Zahro bingung mengambil keputusan. Melihat wajah Sasti membuatnya merasa iba. Dia menduga jika Sasti sebelum datang menemui Zahro sudah diberi tahu jika dia akan pergi ke orang tua baru.
"Baiklah," kata Zahro. "Saya akan merawat Sasti."
Anak perempuan itu memberikan tatapan datar kepada Zahro, sedangkan Zahro langsung mengulas senyum. Tangan kanan Zahro yang bebas dari cengkraman Wati mengusap punggung Sasti.
"Saya mohon maaf bu," kata Samsuri dengan tangis yang datang tiba-tiba melihat Zahro dengan tangan terbuka menerima Sasti. "Saya hanya melaksanakan apa yang majikan saya inginkan. Saya tahu ini sulit buat Bu Zahro dan keluarga Ibu... Bapak."
Sasti dengan wajah lugunya memandang Samsuri dan bergantian memandang Zahro.
Samsuri pun berkata kepada Sasti, "Kamu jangan nakal yah di sini."
Sasti mengangguk lalu Zahro merangkul anak perempuan itu dengan tangis yang membanjir. Zahro tahu kehadiran Sasti tidak adil untuknya namun keadaan yang membuatnya harus melakukannya. Tidak ada pilihan lain. Dia membayangkan jika Athira berada di posisi Sasti akan jauh lebih buruk.
"Kalau begitu, saya mau pamit pulang dulu. Sudah sore." Samsuri kemudian berdiri di susul dengan yang lain.
Mereka semua melepas Samsuri di halaman depan yang berjalan menuju terotora. Aryo yang lebih duku masuk di susul dengan Wati, sedangkan Zahro berjongkok di depan Sasti.
Zahro tidak mengatakan apa-apa selain mengulas senyum ramah.
"Oma bilang Bu Zahro orang baik," kata Sasti dalam suara lucu yang menggemaskan.
"Panggil Ibu saja." Zahro mengusap lengan Sasti kemudian beralih ke pipi. "Kamu punya adik?"
Sasti mengangguk. "Budhe Fifi punya adik baru."

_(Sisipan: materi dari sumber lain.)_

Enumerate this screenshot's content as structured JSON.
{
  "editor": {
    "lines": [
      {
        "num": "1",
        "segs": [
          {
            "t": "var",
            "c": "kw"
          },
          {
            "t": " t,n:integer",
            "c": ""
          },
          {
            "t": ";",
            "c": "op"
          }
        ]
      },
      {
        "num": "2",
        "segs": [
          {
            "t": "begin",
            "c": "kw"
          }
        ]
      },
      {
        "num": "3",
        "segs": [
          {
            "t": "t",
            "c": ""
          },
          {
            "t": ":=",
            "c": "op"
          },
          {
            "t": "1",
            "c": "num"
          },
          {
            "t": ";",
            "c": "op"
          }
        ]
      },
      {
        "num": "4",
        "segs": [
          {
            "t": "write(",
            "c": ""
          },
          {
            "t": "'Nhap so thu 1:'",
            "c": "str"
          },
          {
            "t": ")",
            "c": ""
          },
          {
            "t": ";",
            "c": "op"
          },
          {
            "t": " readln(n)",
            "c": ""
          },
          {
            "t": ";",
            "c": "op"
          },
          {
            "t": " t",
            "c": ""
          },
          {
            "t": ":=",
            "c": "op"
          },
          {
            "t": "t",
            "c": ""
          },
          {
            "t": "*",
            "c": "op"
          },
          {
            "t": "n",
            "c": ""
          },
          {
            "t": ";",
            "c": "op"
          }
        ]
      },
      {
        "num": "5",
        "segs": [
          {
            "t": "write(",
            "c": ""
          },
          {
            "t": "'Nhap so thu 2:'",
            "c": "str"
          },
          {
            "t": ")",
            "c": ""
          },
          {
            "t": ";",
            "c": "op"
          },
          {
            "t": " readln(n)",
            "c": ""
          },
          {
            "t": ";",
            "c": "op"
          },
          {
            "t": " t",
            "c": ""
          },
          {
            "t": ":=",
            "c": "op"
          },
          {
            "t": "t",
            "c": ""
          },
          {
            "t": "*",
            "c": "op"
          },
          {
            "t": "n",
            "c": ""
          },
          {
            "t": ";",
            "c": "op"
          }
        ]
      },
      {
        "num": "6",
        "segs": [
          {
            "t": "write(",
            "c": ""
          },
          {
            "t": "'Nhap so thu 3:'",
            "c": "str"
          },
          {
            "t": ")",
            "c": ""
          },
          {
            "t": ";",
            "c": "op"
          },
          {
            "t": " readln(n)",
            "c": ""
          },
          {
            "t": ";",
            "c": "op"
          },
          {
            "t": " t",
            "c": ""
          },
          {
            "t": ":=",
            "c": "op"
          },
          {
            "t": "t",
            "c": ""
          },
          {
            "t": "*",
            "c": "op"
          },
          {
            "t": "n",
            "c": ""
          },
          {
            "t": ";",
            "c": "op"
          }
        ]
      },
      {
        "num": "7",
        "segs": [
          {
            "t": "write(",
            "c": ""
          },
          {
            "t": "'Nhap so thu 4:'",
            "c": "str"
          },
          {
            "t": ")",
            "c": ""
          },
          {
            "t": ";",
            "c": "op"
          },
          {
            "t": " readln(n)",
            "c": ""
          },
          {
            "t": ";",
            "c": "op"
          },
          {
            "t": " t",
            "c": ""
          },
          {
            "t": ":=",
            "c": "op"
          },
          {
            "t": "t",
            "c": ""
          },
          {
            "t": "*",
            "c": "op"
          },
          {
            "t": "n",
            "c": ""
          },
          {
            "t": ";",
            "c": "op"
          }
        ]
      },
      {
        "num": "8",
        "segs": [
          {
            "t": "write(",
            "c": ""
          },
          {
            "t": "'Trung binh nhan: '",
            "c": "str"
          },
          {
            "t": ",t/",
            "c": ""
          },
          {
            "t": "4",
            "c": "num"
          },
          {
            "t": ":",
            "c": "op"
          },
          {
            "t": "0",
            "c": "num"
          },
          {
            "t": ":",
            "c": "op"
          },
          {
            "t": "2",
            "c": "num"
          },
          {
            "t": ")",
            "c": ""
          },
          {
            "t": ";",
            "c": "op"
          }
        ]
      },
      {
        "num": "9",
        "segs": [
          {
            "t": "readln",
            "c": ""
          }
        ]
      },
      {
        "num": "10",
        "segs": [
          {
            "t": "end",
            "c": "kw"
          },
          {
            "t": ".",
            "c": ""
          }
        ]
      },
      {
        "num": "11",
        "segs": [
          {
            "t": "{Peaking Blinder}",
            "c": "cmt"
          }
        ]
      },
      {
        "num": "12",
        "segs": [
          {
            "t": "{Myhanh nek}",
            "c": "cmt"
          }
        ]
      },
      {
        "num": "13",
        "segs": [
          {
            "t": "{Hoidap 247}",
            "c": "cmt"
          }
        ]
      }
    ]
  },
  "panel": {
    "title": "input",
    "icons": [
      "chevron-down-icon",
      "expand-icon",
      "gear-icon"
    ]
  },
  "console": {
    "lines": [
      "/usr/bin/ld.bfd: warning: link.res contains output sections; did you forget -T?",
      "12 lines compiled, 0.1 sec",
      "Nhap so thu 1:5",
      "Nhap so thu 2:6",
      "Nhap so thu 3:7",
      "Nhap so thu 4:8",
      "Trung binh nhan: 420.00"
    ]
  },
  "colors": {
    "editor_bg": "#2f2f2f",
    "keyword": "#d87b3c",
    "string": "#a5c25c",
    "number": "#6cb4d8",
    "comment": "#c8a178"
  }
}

Zahro menduga jika yang dimaksud Sasti adalah kakaknya Sekar. Namun, Zahro tidak mempermasalahkan itu. "Ibu punya anak namanya Athira. Sekarang Athira adiknya Sasti juga."
Sasti mengangguk.
"Adik Athira sekarang di rumah teman Ibu. Mau ikut jemput adik?" kata Zahro sambil menganggukkan kepala.
"Mau," jawab Sasti dengan anggukan kepala yang antusias.
Mereka pun berjalan menuju rumah Lina. Sesampainya di sana, Athira sedang makan biskuit sambil menonton televisi di ruang tengah, sedangkan Lina sedang menata toples-toples biskuit di meja makan.
"Sasti, ini adik Athira." Sasti langsung duduk di samping Athira. Sedangkam Zahro langsung berdiri menghampiri Lina. Dia langsung memeluk Lina dengan erat dan tangisnya langsung pecah.
"Ada apa?" Lina menybut pelukan itu dan mengusap-usap punggung Zahro yang hangat. "Hei, ada apa?" Tatapan Lina terarah pada Sasti. Anak perempuan itu berusaha mengajak bermain Athira.
"Oke... Oke.... Lanjutkan gak apa," kata Lina berusaha menenangkan. "Pelan-pelan... Istighfar... Ada apa?"
Zahro lalu melepas pelukannya. Dia mengusap bekas air matanya. Sedangkan Lina masih berupaya menenangkan sambil menyuruh Zahro duduk.
"Cerita sama aku ada apa?" kata Lina terus mengusap tangan Zahro. "Siapa tamu tadi?"
Zahro menarik napas lalu untuk terakhir kalinya dia mengusap air mata yang masih menggenang di kelopak mata, sambil menghembuskan napas dia mengucap, "Astaghfirullahaldhim... Huuuuft!"
"Ada apa?" tanya Lina sekali lagi. Tatapan Zahro teralih ke Sasti alih-alih ke Athira yang mulai bisa diajak bermain dengan Sasti.
Zahro bernapas berat hingga akhirnya dia menceritakan semuanya kepada Lina. "Apa aku salah menerima Sasti dan menganggapnya sebagai anakku sendiri?"
Lina tidak menjawab melainkan dia memberikan tatapan yang intens untuk memberikan semangat kepada Zahro, sahabatnya itu. "Aku yakin kamu bisa menjalani ini semua."